Under Oklahoma law, parties are free to structure their contractual obligations as they wish, so long as they do not clearly contravene the law or public policy. Combs v. Shelter Mut. Ins. Co., 551 F.3d 991, 996 (10th Cir. 2008) (citing Oxley v. Gen. Atlantic Res., Inc., 1997 OK 46, 936 P.2d 943, 945). A contract should be construed to carry out the intention of the parties at the time the contract was made, and should receive a construction which makes it reasonable, lawful, definite and capable of carrying into effect if it can be done without violating the intent of the parties. Oxley, 936 P.2d at 945-946.
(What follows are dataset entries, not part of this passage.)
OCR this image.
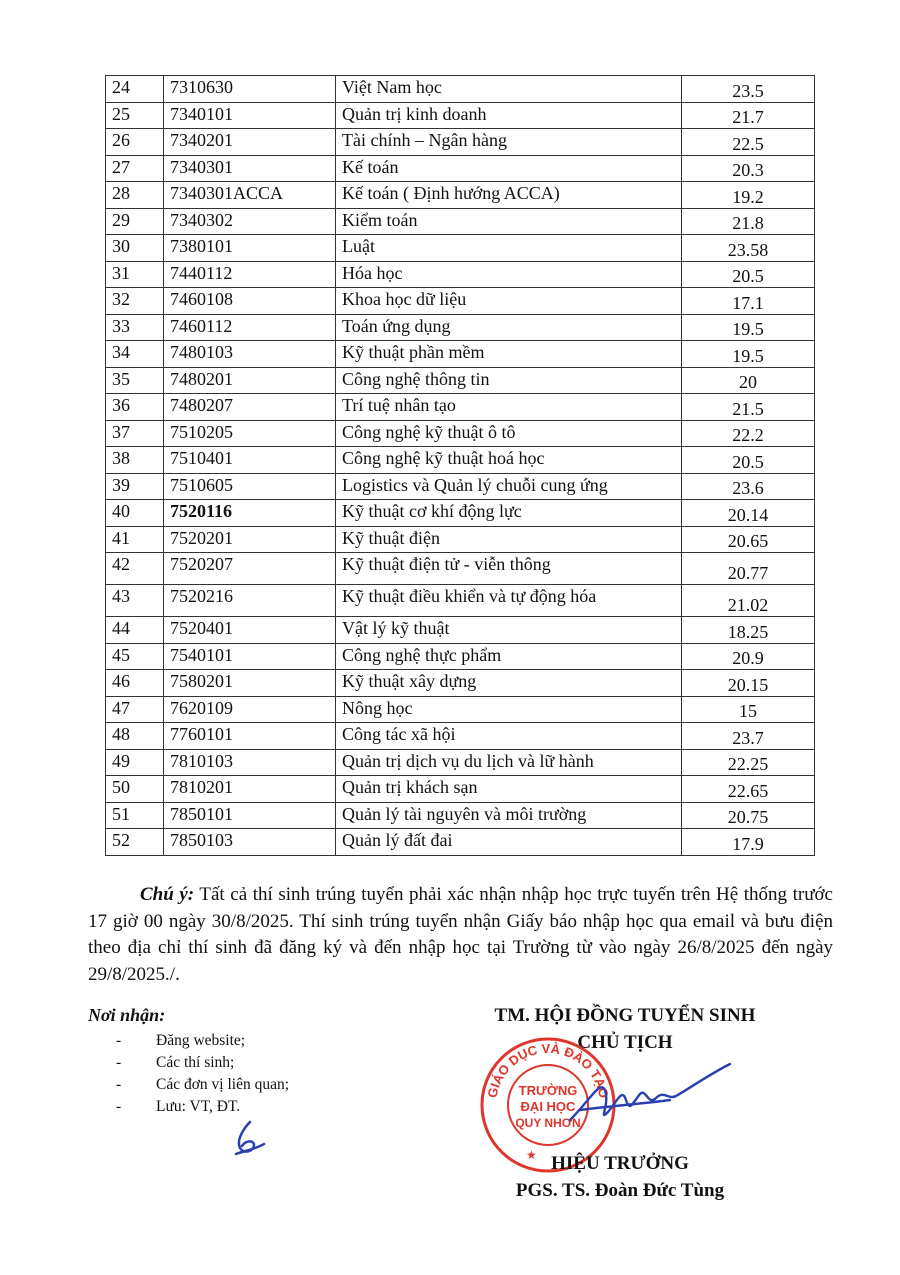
24	7310630	Việt Nam học	23.5
25	7340101	Quản trị kinh doanh	21.7
26	7340201	Tài chính – Ngân hàng	22.5
27	7340301	Kế toán	20.3
28	7340301ACCA	Kế toán ( Định hướng ACCA)	19.2
29	7340302	Kiểm toán	21.8
30	7380101	Luật	23.58
31	7440112	Hóa học	20.5
32	7460108	Khoa học dữ liệu	17.1
33	7460112	Toán ứng dụng	19.5
34	7480103	Kỹ thuật phần mềm	19.5
35	7480201	Công nghệ thông tin	20
36	7480207	Trí tuệ nhân tạo	21.5
37	7510205	Công nghệ kỹ thuật ô tô	22.2
38	7510401	Công nghệ kỹ thuật hoá học	20.5
39	7510605	Logistics và Quản lý chuỗi cung ứng	23.6
40	7520116	Kỹ thuật cơ khí động lực	20.14
41	7520201	Kỹ thuật điện	20.65
42	7520207	Kỹ thuật điện tử - viễn thông	20.77
43	7520216	Kỹ thuật điều khiển và tự động hóa	21.02
44	7520401	Vật lý kỹ thuật	18.25
45	7540101	Công nghệ thực phẩm	20.9
46	7580201	Kỹ thuật xây dựng	20.15
47	7620109	Nông học	15
48	7760101	Công tác xã hội	23.7
49	7810103	Quản trị dịch vụ du lịch và lữ hành	22.25
50	7810201	Quản trị khách sạn	22.65
51	7850101	Quản lý tài nguyên và môi trường	20.75
52	7850103	Quản lý đất đai	17.9
Chú ý: Tất cả thí sinh trúng tuyển phải xác nhận nhập học trực tuyến trên Hệ thống trước 17 giờ 00 ngày 30/8/2025. Thí sinh trúng tuyển nhận Giấy báo nhập học qua email và bưu điện theo địa chỉ thí sinh đã đăng ký và đến nhập học tại Trường từ vào ngày 26/8/2025 đến ngày 29/8/2025./.
Nơi nhận:
- Đăng website;
- Các thí sinh;
- Các đơn vị liên quan;
- Lưu: VT, ĐT.
TM. HỘI ĐỒNG TUYỂN SINH
CHỦ TỊCH
GIÁO DỤC VÀ ĐÀO TẠO
TRƯỜNG
ĐẠI HỌC
QUY NHƠN
★ HIỆU TRƯỞNG
PGS. TS. Đoàn Đức Tùng
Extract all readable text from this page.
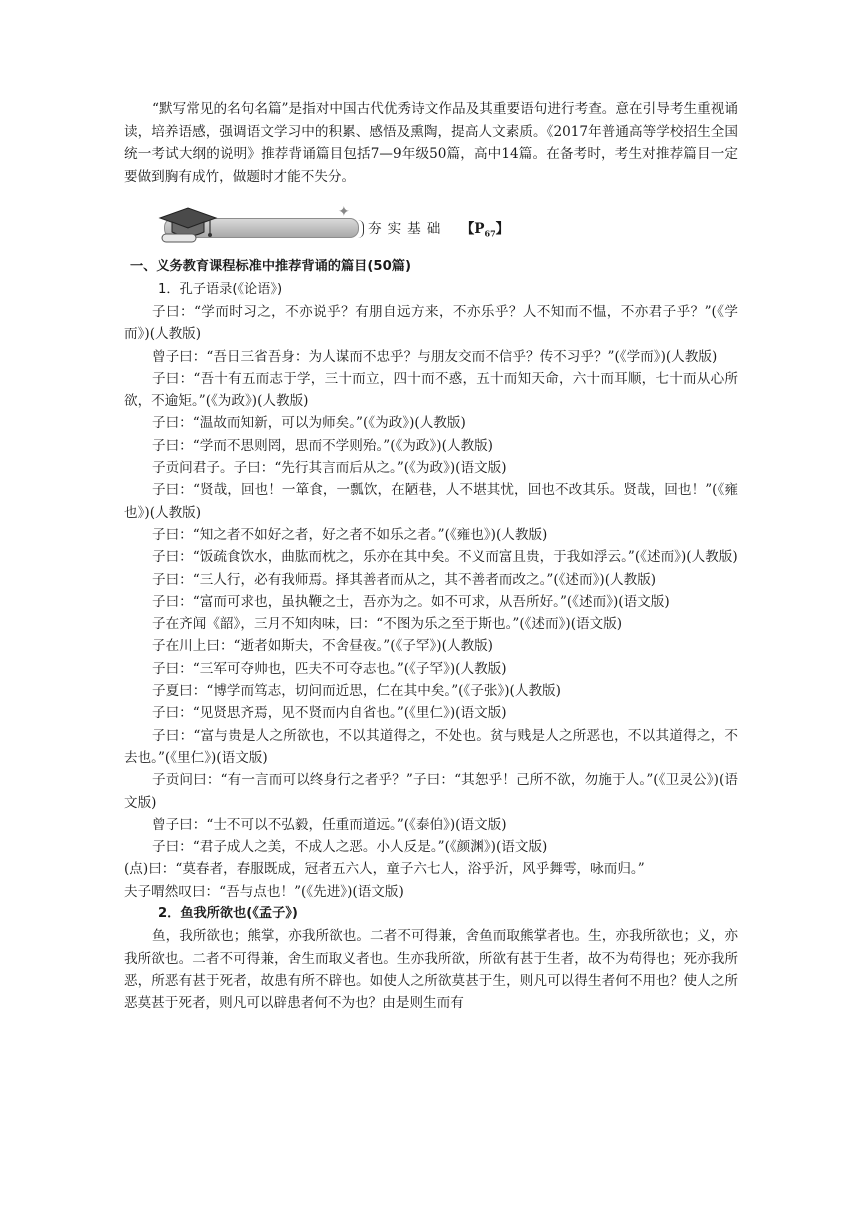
“默写常见的名句名篇”是指对中国古代优秀诗文作品及其重要语句进行考查。意在引导考生重视诵读，培养语感，强调语文学习中的积累、感悟及熏陶，提高人文素质。《2017年普通高等学校招生全国统一考试大纲的说明》推荐背诵篇目包括7—9年级50篇，高中14篇。在备考时，考生对推荐篇目一定要做到胸有成竹，做题时才能不失分。

✦
夯实基础 【$P_{67}$】

一、义务教育课程标准中推荐背诵的篇目(50篇)

1．孔子语录(《论语》)

子曰：“学而时习之，不亦说乎？有朋自远方来，不亦乐乎？人不知而不愠，不亦君子乎？”(《学而》)(人教版)

曾子曰：“吾日三省吾身：为人谋而不忠乎？与朋友交而不信乎？传不习乎？”(《学而》)(人教版)

子曰：“吾十有五而志于学，三十而立，四十而不惑，五十而知天命，六十而耳顺，七十而从心所欲，不逾矩。”(《为政》)(人教版)

子曰：“温故而知新，可以为师矣。”(《为政》)(人教版)

子曰：“学而不思则罔，思而不学则殆。”(《为政》)(人教版)

子贡问君子。子曰：“先行其言而后从之。”(《为政》)(语文版)

子曰：“贤哉，回也！一箪食，一瓢饮，在陋巷，人不堪其忧，回也不改其乐。贤哉，回也！”(《雍也》)(人教版)

子曰：“知之者不如好之者，好之者不如乐之者。”(《雍也》)(人教版)

子曰：“饭疏食饮水，曲肱而枕之，乐亦在其中矣。不义而富且贵，于我如浮云。”(《述而》)(人教版)

子曰：“三人行，必有我师焉。择其善者而从之，其不善者而改之。”(《述而》)(人教版)

子曰：“富而可求也，虽执鞭之士，吾亦为之。如不可求，从吾所好。”(《述而》)(语文版)

子在齐闻《韶》，三月不知肉味，曰：“不图为乐之至于斯也。”(《述而》)(语文版)

子在川上曰：“逝者如斯夫，不舍昼夜。”(《子罕》)(人教版)

子曰：“三军可夺帅也，匹夫不可夺志也。”(《子罕》)(人教版)

子夏曰：“博学而笃志，切问而近思，仁在其中矣。”(《子张》)(人教版)

子曰：“见贤思齐焉，见不贤而内自省也。”(《里仁》)(语文版)

子曰：“富与贵是人之所欲也，不以其道得之，不处也。贫与贱是人之所恶也，不以其道得之，不去也。”(《里仁》)(语文版)

子贡问曰：“有一言而可以终身行之者乎？”子曰：“其恕乎！己所不欲，勿施于人。”(《卫灵公》)(语文版)

曾子曰：“士不可以不弘毅，任重而道远。”(《泰伯》)(语文版)

子曰：“君子成人之美，不成人之恶。小人反是。”(《颜渊》)(语文版)

(点)曰：“莫春者，春服既成，冠者五六人，童子六七人，浴乎沂，风乎舞雩，咏而归。”

夫子喟然叹曰：“吾与点也！”(《先进》)(语文版)

2．鱼我所欲也(《孟子》)

鱼，我所欲也；熊掌，亦我所欲也。二者不可得兼，舍鱼而取熊掌者也。生，亦我所欲也；义，亦我所欲也。二者不可得兼，舍生而取义者也。生亦我所欲，所欲有甚于生者，故不为苟得也；死亦我所恶，所恶有甚于死者，故患有所不辟也。如使人之所欲莫甚于生，则凡可以得生者何不用也？使人之所恶莫甚于死者，则凡可以辟患者何不为也？由是则生而有
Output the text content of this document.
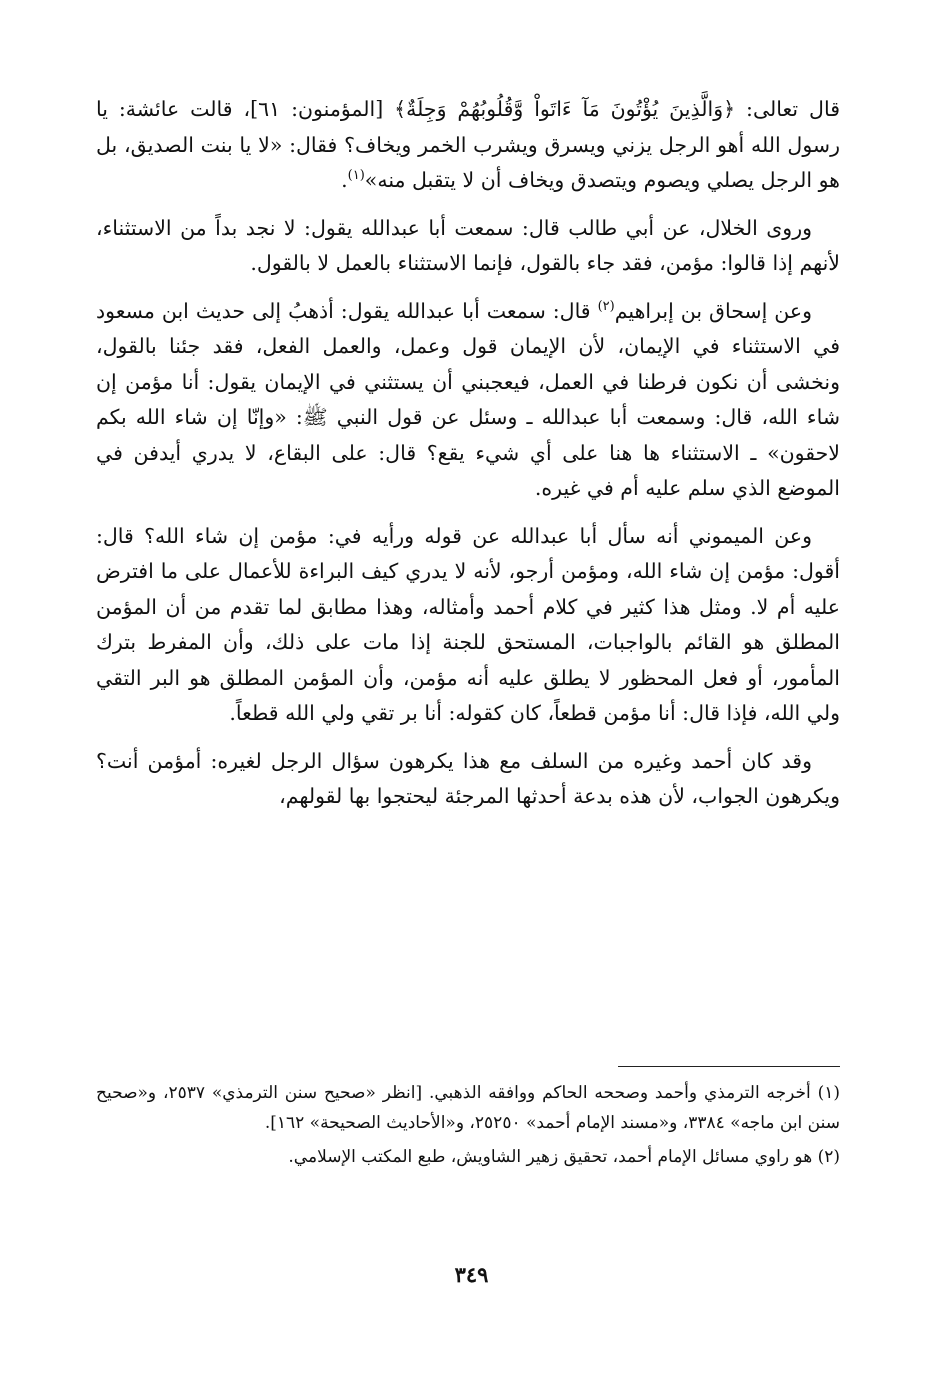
قال تعالى: ﴿وَالَّذِينَ يُؤْتُونَ مَآ ءَاتَواْ وَّقُلُوبُهُمْ وَجِلَةٌ﴾ [المؤمنون: ٦١]، قالت عائشة: يا رسول الله أهو الرجل يزني ويسرق ويشرب الخمر ويخاف؟ فقال: «لا يا بنت الصديق، بل هو الرجل يصلي ويصوم ويتصدق ويخاف أن لا يتقبل منه»$^{(١)}$.

وروى الخلال، عن أبي طالب قال: سمعت أبا عبدالله يقول: لا نجد بداً من الاستثناء، لأنهم إذا قالوا: مؤمن، فقد جاء بالقول، فإنما الاستثناء بالعمل لا بالقول.

وعن إسحاق بن إبراهيم$^{(٢)}$ قال: سمعت أبا عبدالله يقول: أذهبُ إلى حديث ابن مسعود في الاستثناء في الإيمان، لأن الإيمان قول وعمل، والعمل الفعل، فقد جئنا بالقول، ونخشى أن نكون فرطنا في العمل، فيعجبني أن يستثني في الإيمان يقول: أنا مؤمن إن شاء الله، قال: وسمعت أبا عبدالله ـ وسئل عن قول النبي ﷺ: «وإنّا إن شاء الله بكم لاحقون» ـ الاستثناء ها هنا على أي شيء يقع؟ قال: على البقاع، لا يدري أيدفن في الموضع الذي سلم عليه أم في غيره.

وعن الميموني أنه سأل أبا عبدالله عن قوله ورأيه في: مؤمن إن شاء الله؟ قال: أقول: مؤمن إن شاء الله، ومؤمن أرجو، لأنه لا يدري كيف البراءة للأعمال على ما افترض عليه أم لا. ومثل هذا كثير في كلام أحمد وأمثاله، وهذا مطابق لما تقدم من أن المؤمن المطلق هو القائم بالواجبات، المستحق للجنة إذا مات على ذلك، وأن المفرط بترك المأمور، أو فعل المحظور لا يطلق عليه أنه مؤمن، وأن المؤمن المطلق هو البر التقي ولي الله، فإذا قال: أنا مؤمن قطعاً، كان كقوله: أنا بر تقي ولي الله قطعاً.

وقد كان أحمد وغيره من السلف مع هذا يكرهون سؤال الرجل لغيره: أمؤمن أنت؟ ويكرهون الجواب، لأن هذه بدعة أحدثها المرجئة ليحتجوا بها لقولهم،

(١) أخرجه الترمذي وأحمد وصححه الحاكم ووافقه الذهبي. [انظر «صحيح سنن الترمذي» ٢٥٣٧، و«صحيح سنن ابن ماجه» ٣٣٨٤، و«مسند الإمام أحمد» ٢٥٢٥٠، و«الأحاديث الصحيحة» ١٦٢].

(٢) هو راوي مسائل الإمام أحمد، تحقيق زهير الشاويش، طبع المكتب الإسلامي.

٣٤٩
Pursuant to these rules of contract construction, the Court finds the Employment Agreement enforceable and permits SJB to recover the judgment at issue. "In Oklahoma, contingency fee contracts of fifty percent or less are valid and enforceable." In re Western Real Estate Fund, Inc., 922 F.2d 592, 595 (10th Cir. 1990) (citing 5 OKLA. STAT. § 7).1 The agreement at issue here was based on a 40% contingent fee. Although Brown disputes the validity of the agreement, he has presented no authority or facts, other than his allegations, to support this contention or his assertion that the parties intended to enter into another agreement. Such is insufficient evidence for the Court to consider on summary judgment. See Adler, 144 F.3d at 674 ("Vague, conclusory statements do not suffice to create a genuine issue of material fact."). Notwithstanding the absence of such proof, the Court finds Brown's arguments regarding the fact the agreement is misdated and not initialed takes nothing away from its essence, which was the parties' agreement that SJB represent Brown in his lawsuit and receive 40% of any judgment, plus recoupment of litigation expenses. Brown does not contend another type of fee agreement was envisioned. Brown permitted SJB to represent him at all stages of litigation and try his case to the Court. Unfortunately for SJB and Brown, however, the amount of the judgment was far less than the litigation expenses incurred by SJB. Accordingly, the Court finds summary judgment in SJB's favor is appropriate.2

CONCLUSION

Cross-claim Plaintiff Shamberg, Johnson & Bergman, Chtd.'s Motion for Summary Judgment [Doc. No. 20] is GRANTED as set forth herein. The Clerk of Court is hereby directed to issue payment of the $81,578.43 from the Court's registry to Shamberg, Johnson & Bergman, Chtd.

IT IS SO ORDERED.

FootNotes


1. It is not clear from the agreement where it was executed, but presumably the agreement was entered into at SJB's office in Kansas City, Missouri. Neither party suggests that the application of Oklahoma law is inappropriate, and SJB cites to Oklahoma law in its motion. Thus, the Court has applied Oklahoma law to the agreement in question.
2. Although the Court finds SJB's motion should be granted, it must also be noted that SJB earned no fee in this case since the litigation expenses exceeded the recovery.